Okay, I see your point about adding the transformationPattern to the MQTT-Thing. I was not even aware that the transformation can be directly applied to the channel. But now I found the “show advanced” option under configuration :smiley: . Thanks for the hint!

Somehow a solution involving RegEx is always the most complicated and the one I go for :stuck_out_tongue:

Using option 2 I would have to go into the JS and alter the price as soon as my provider decides to adjust. Which I do not like, because I will forget how to do that in a couple of months, and then the searching begins.

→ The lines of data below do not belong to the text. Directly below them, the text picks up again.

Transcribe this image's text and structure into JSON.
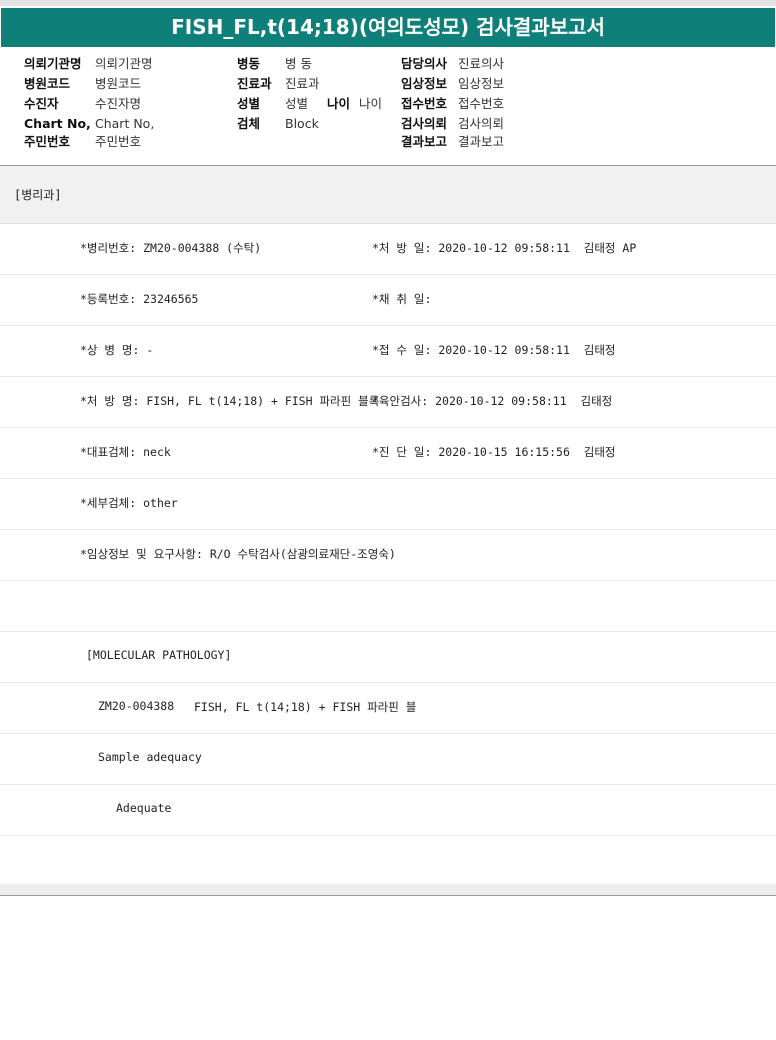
{
  "title": "FISH_FL,t(14;18)(여의도성모) 검사결과보고서",
  "header": {
    "col1": [
      {
        "label": "의뢰기관명",
        "value": "의뢰기관명"
      },
      {
        "label": "병원코드",
        "value": "병원코드"
      },
      {
        "label": "수진자",
        "value": "수진자명"
      },
      {
        "label": "Chart No,",
        "value": "Chart No,"
      },
      {
        "label": "주민번호",
        "value": "주민번호"
      }
    ],
    "col2": [
      {
        "label": "병동",
        "value": "병 동"
      },
      {
        "label": "진료과",
        "value": "진료과"
      },
      {
        "label": "성별",
        "value": "성별"
      },
      {
        "label": "검체",
        "value": "Block"
      }
    ],
    "age": {
      "label": "나이",
      "value": "나이"
    },
    "col3": [
      {
        "label": "담당의사",
        "value": "진료의사"
      },
      {
        "label": "임상정보",
        "value": "임상정보"
      },
      {
        "label": "접수번호",
        "value": "접수번호"
      },
      {
        "label": "검사의뢰",
        "value": "검사의뢰"
      },
      {
        "label": "결과보고",
        "value": "결과보고"
      }
    ]
  },
  "department": "[병리과]",
  "report": {
    "r1c1": "*병리번호: ZM20-004388 (수탁)",
    "r1c2": "*처 방 일: 2020-10-12 09:58:11  김태정 AP",
    "r2c1": "*등록번호: 23246565",
    "r2c2": "*채 취 일:",
    "r3c1": "*상 병 명: -",
    "r3c2": "*접 수 일: 2020-10-12 09:58:11  김태정",
    "r4c1": "*처 방 명: FISH, FL t(14;18) + FISH 파라핀 블록",
    "r4c2": "*육안검사: 2020-10-12 09:58:11  김태정",
    "r5c1": "*대표검체: neck",
    "r5c2": "*진 단 일: 2020-10-15 16:15:56  김태정",
    "r6c1": "*세부검체: other",
    "r7c1": "*임상정보 및 요구사항: R/O 수탁검사(삼광의료재단-조영숙)",
    "section": "[MOLECULAR PATHOLOGY]",
    "case_id": "ZM20-004388",
    "case_test": "FISH, FL t(14;18) + FISH 파라핀 블",
    "adequacy_label": "Sample adequacy",
    "adequacy_value": "Adequate"
  }
}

Using option 1 I can use a item.state ( of my electricity price item) and only need to adjust that one item in case my provider adjust the price, and it will change all calculations. So that seems to be the better (in terms of maintenance) solution for me.

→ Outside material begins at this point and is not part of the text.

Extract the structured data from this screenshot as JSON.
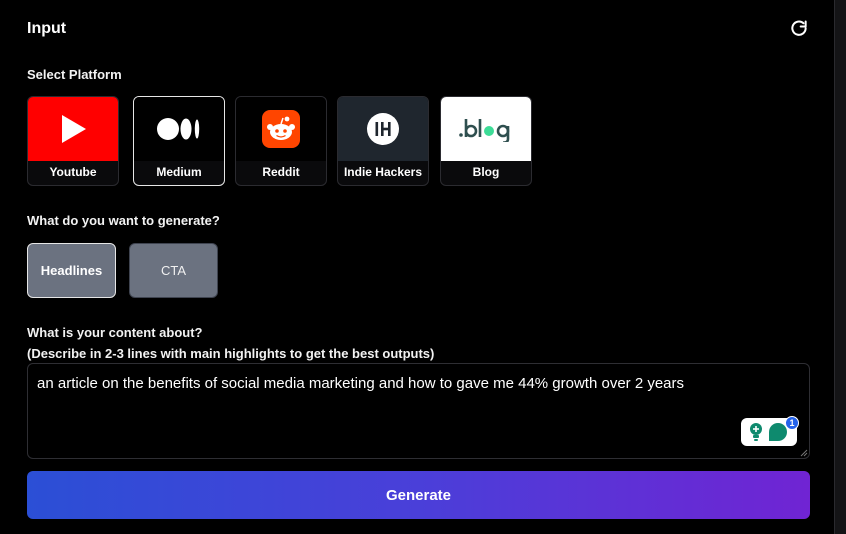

Out of curiosity, is it at all possible to call the energy_electricity_price.state within the JS file? To have something like:

(function(i) {
    price = energy_electricity_price.state //I know the syntax is baloney. I hope you get what I mean :-)
    return parseFloat(i)* price;
})(input)

Thanks again! Learned a lot already :slight_smile:

1 Like

I think the answer is no. IIRC the context that gets passed into a rule does not get passed into a JS transformation so you don’t have access to OH stuff like the states of Items and Actions.

So use a Rule instead.

You learn only while doing! :wink:

yes, if that’s your goal - go for it! Perhaps your provider has an online API of sorts for your tariff, that you can automagically update your item’s state with! :wink:

Nope, I don’t think so. (but as I type this, I saw Rich will answer soon, also, he’s surely got some more profund answer to this) :grin:

Thanks @binderth and @rlkoshak, I will go for the rule solution!

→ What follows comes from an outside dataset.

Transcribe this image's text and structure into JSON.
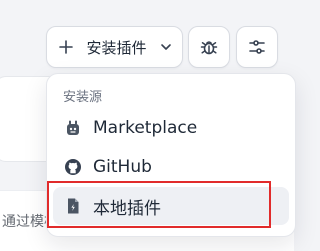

Somehow automatically upgrading the tariff sounds like a tempting project :thinking: I see my next RegEx desaster coming :smiley:

@binderth I will mark your first post as solution and the thread as solved.

Thanks again!

1 Like

on a serious note: there’s some providers who provide tariff information via an API (mostly REST-based JSON-format), this would be a no-brainer then.
With others/most you’ll have to scrape the Website (hoping the URL won’t change over time), and parse the body with … RegEx. openHAB is not the best solution for this, I’d recommend going with either a python-script for this or use other lowCode/noCode frameworks like NodeRed for that. The result can be sent to openHAB via MQTT or REST-API then.

…or: have a look on github.com - perhaps, there’s already someone similar crazy and they have already done the heavy lifting with your provider already.

on the other hand: there shouldn’t be frequent changes in tariffs and you can easily just adjust a tariff-item for that, except you have a smart/dynamic tariff, but then there’s definately an API for that.